On pourrait croire que les ficelles sont un peu grosses ou que ce qui se fait au cinéma ou en série manquerait de cohérence dans un livre, pourtant cette armée dématérialisée a bien existé un temps. Et l'année dernière, un projet d'attentat, de la part de l'extrême droite et visant les institutions allemandes, a bien été déjoué ! S'ils ont réussi à bâtir cela en totale liberté, avec un Chancelier allemand tout à fait au courant du fait, on peut se demander jusqu'ou ils ont pu aller vu la volonté de dissimuler tous ces éléments. La volonté de l'autrice a visiblement été de faire un roman alerte et rythmé, les différents chapitres sont divisés en tranches horaires précises, ils se succèdent (14 mai puis 15 mai) et sont entrecoupés de flash-back pour restituer les origines de ce fameux Prince. Il est question de groupuscules, de partis politiques, d'une armée, mais c'est avant tout l'histoire d'une famille, du père et d'une lignée, celle du Prince.

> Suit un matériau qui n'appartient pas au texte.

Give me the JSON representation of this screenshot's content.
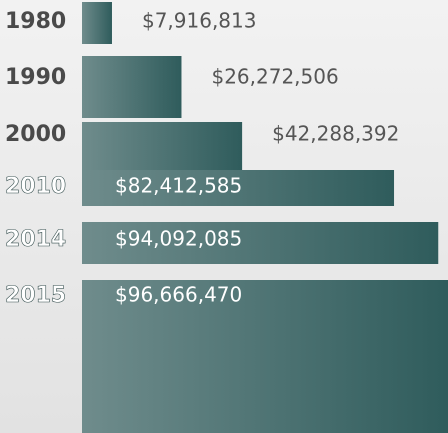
{
  "chart_data": {
    "type": "bar",
    "orientation": "horizontal",
    "categories": [
      "1980",
      "1990",
      "2000",
      "2010",
      "2014",
      "2015"
    ],
    "values": [
      7916813,
      26272506,
      42288392,
      82412585,
      94092085,
      96666470
    ],
    "value_labels": [
      "$7,916,813",
      "$26,272,506",
      "$42,288,392",
      "$82,412,585",
      "$94,092,085",
      "$96,666,470"
    ],
    "color": "#2f5c5c"
  }
}
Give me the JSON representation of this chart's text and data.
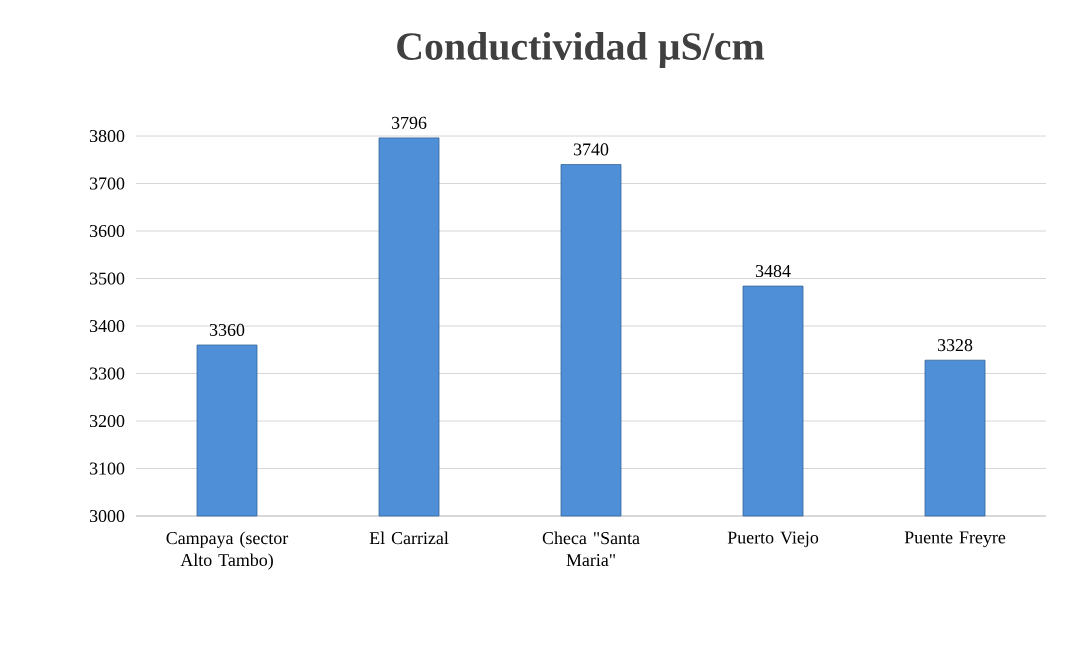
{
  "chart_data": {
    "type": "bar",
    "title": "Conductividad µS/cm",
    "categories": [
      "Campaya (sector Alto Tambo)",
      "El Carrizal",
      "Checa \"Santa Maria\"",
      "Puerto Viejo",
      "Puente Freyre"
    ],
    "values": [
      3360,
      3796,
      3740,
      3484,
      3328
    ],
    "color": "#4f8fd8",
    "ylim": [
      3000,
      3800
    ],
    "yticks": [
      3000,
      3100,
      3200,
      3300,
      3400,
      3500,
      3600,
      3700,
      3800
    ],
    "grid": "y",
    "data_labels": true
  }
}
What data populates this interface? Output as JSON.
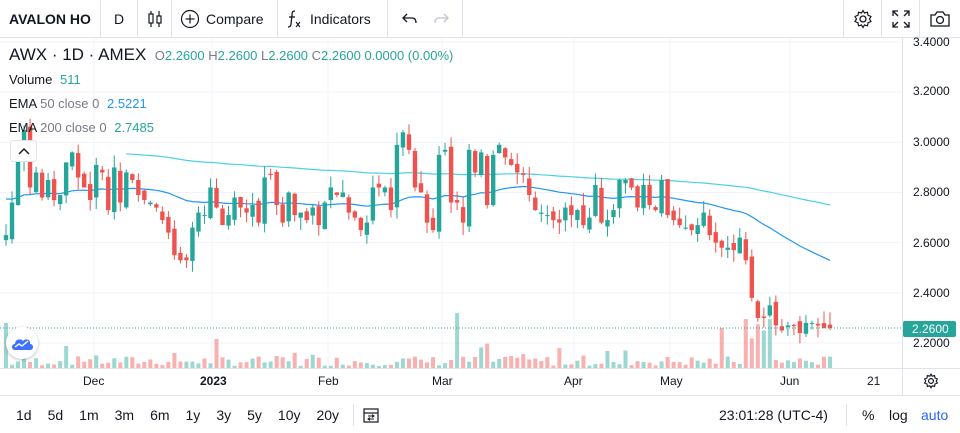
{
  "toolbar": {
    "symbol": "AVALON HO",
    "interval": "D",
    "compare_label": "Compare",
    "indicators_label": "Indicators"
  },
  "legend": {
    "title": "AWX · 1D · AMEX",
    "o_label": "O",
    "o_value": "2.2600",
    "h_label": "H",
    "h_value": "2.2600",
    "l_label": "L",
    "l_value": "2.2600",
    "c_label": "C",
    "c_value": "2.2600",
    "change": "0.0000 (0.00%)",
    "volume_label": "Volume",
    "volume_value": "511",
    "ema50_label": "EMA",
    "ema50_params": "50 close 0",
    "ema50_value": "2.5221",
    "ema200_label": "EMA",
    "ema200_params": "200 close 0",
    "ema200_value": "2.7485"
  },
  "price_axis": {
    "ticks": [
      "3.4000",
      "3.2000",
      "3.0000",
      "2.8000",
      "2.6000",
      "2.4000",
      "2.2000"
    ],
    "last_price": "2.2600"
  },
  "time_axis": {
    "labels": [
      "Dec",
      "2023",
      "Feb",
      "Mar",
      "Apr",
      "May",
      "Jun",
      "21"
    ]
  },
  "bottom": {
    "ranges": [
      "1d",
      "5d",
      "1m",
      "3m",
      "6m",
      "1y",
      "3y",
      "5y",
      "10y",
      "20y"
    ],
    "time": "23:01:28 (UTC-4)",
    "pct": "%",
    "log": "log",
    "auto": "auto"
  },
  "colors": {
    "up": "#26a69a",
    "down": "#ef5350",
    "ema50": "#2196f3",
    "ema200": "#4dd0e1",
    "accent": "#2962ff"
  },
  "chart_data": {
    "type": "candlestick",
    "ylim": [
      2.15,
      3.42
    ],
    "y_ticks": [
      2.2,
      2.4,
      2.6,
      2.8,
      3.0,
      3.2,
      3.4
    ],
    "x_labels": [
      "Dec",
      "2023",
      "Feb",
      "Mar",
      "Apr",
      "May",
      "Jun",
      "21"
    ],
    "close": [
      2.63,
      2.76,
      2.94,
      3.05,
      2.82,
      2.88,
      2.78,
      2.85,
      2.77,
      2.79,
      2.92,
      2.96,
      2.86,
      2.82,
      2.77,
      2.91,
      2.88,
      2.73,
      2.9,
      2.76,
      2.88,
      2.85,
      2.79,
      2.77,
      2.76,
      2.74,
      2.69,
      2.64,
      2.55,
      2.53,
      2.53,
      2.66,
      2.72,
      2.71,
      2.82,
      2.74,
      2.67,
      2.71,
      2.78,
      2.74,
      2.72,
      2.75,
      2.68,
      2.86,
      2.87,
      2.75,
      2.68,
      2.8,
      2.71,
      2.72,
      2.69,
      2.74,
      2.67,
      2.76,
      2.82,
      2.79,
      2.8,
      2.72,
      2.7,
      2.65,
      2.68,
      2.82,
      2.82,
      2.82,
      2.73,
      2.99,
      3.04,
      2.97,
      2.82,
      2.8,
      2.68,
      2.65,
      2.95,
      2.97,
      2.76,
      2.76,
      2.68,
      2.97,
      2.88,
      2.96,
      2.75,
      2.95,
      2.99,
      2.94,
      2.91,
      2.88,
      2.87,
      2.79,
      2.73,
      2.72,
      2.71,
      2.69,
      2.68,
      2.74,
      2.71,
      2.73,
      2.67,
      2.7,
      2.83,
      2.68,
      2.69,
      2.73,
      2.85,
      2.85,
      2.82,
      2.74,
      2.83,
      2.75,
      2.73,
      2.85,
      2.71,
      2.69,
      2.67,
      2.66,
      2.65,
      2.67,
      2.72,
      2.63,
      2.6,
      2.58,
      2.58,
      2.57,
      2.62,
      2.53,
      2.38,
      2.3,
      2.3,
      2.35,
      2.27,
      2.25,
      2.27,
      2.27,
      2.24,
      2.28,
      2.28,
      2.27,
      2.26,
      2.26
    ],
    "ema50_last": 2.5221,
    "ema200_last": 2.7485,
    "last": 2.26
  }
}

Comment devenir un prince ? C'est l'obtention du pouvoir à laquelle on assiste ici, du moins les grandes tentatives : embrouiller, déstabiliser, mentir, propager, attiser, toutes les bonnes vieilles méthodes de manipulation, comme chez Machiavel, tout est évidemment de dénuer de moral pourvu que les résultats soient là. Un Prince directement inspiré par l'auteur et le partisan nationaliste italien Gabriele d'Annunzio, celui-là même qui s'empare de Rijeka/Fiume pour y fonder son propre état libre et indépendant. Ce roman se révèle étrangement prophétique de l'équilibre très précaire d'une nation, qui ploie elle aussi sous les tensions nationalistes. Lesquelles se refont un nouveau visage, et ont repris une force nouvelle, peut-être à cause de cet écho qu'ils perçoivent chez leurs voisins rongés par les mêmes maux.